Did you get a lot of support from the community?
Definitely. The support has been tremendous, and not just for the venue; people actually care about me and Meg. We had benefits the last week we were there and everybody came out. We feel tight with them. There’s only 8,500 people. Even 100 years ago the population was 8,500 people. It’s such a rinkadink town, and to have the thriving music scene that we had for many years was an anomaly. At one point there were four music venues running. How can any of them compete in this environment? Probably 10% of the population of Montpelier actually comes out and pays money to support music, so we’re relying on total outsiders to invade. It was insane.

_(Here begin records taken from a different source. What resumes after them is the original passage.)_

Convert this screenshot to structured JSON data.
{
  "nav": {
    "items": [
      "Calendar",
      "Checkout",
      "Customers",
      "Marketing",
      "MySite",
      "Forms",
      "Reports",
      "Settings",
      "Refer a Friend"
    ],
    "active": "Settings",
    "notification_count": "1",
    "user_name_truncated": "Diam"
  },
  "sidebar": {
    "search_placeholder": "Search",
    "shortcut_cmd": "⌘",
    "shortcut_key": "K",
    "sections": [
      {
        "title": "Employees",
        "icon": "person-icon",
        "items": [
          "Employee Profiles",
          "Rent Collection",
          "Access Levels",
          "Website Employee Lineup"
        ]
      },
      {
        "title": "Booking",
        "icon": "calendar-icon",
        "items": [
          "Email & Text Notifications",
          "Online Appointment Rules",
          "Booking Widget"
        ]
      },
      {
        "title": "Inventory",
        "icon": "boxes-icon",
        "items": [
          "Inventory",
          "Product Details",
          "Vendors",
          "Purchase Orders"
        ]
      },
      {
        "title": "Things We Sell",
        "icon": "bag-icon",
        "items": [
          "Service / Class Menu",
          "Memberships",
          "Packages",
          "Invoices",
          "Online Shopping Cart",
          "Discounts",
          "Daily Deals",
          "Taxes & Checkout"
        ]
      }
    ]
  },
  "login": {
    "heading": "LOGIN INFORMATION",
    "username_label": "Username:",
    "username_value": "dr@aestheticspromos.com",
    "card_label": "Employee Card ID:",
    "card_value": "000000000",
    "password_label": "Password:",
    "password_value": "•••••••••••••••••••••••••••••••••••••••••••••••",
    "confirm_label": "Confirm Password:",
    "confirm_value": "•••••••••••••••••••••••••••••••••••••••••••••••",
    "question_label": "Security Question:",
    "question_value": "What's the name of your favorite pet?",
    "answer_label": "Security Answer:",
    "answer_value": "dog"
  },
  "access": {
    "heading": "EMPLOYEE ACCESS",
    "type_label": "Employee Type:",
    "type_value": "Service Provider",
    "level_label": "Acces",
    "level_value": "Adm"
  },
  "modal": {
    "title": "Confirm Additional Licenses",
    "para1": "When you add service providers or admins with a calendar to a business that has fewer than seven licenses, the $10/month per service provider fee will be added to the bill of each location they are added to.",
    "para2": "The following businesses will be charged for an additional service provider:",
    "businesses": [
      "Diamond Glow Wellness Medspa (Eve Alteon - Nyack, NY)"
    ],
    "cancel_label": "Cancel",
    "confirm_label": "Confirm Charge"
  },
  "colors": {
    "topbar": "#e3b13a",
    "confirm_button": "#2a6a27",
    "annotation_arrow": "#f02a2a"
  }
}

Were you there from the beginning?
I was there for the beginning because I was partners with Meg Hammond, who was one of the original founders- there were five members of the original collective. I was doing monthly theater shows, Mystery Fun Night, something that I started. I kind of introduced the whole theatrical element to the whole café experience. From the start I started doing event planning. Noah Hahn was the original booker. His focus was primarily local music. Anais Mitchell is his wife, so we got the most robust acts through connections with her.
She talked up our venue wherever she went. It’s great to have somebody out there like that, promoting us. “Come to Montpelier, it’s my home town. The café will treat you right; just mention me.”
So [Noah] did the first two years and then Ed Dufrain did two years or so. I was already booking for special events like Geek Week and X-Mess Fest around the holidays. Anais was planning her Transcontinental Revue, a showcase of talent she'd pull in from touring. We were fortunate enough to have so many great musicians around to hold it down. At one point they were doing seven nights of music a week. Then I took over the last few years and found out a lot of those nights weren’t making money. We brought it down to four nights of music, which is still pretty good, for Montpelier.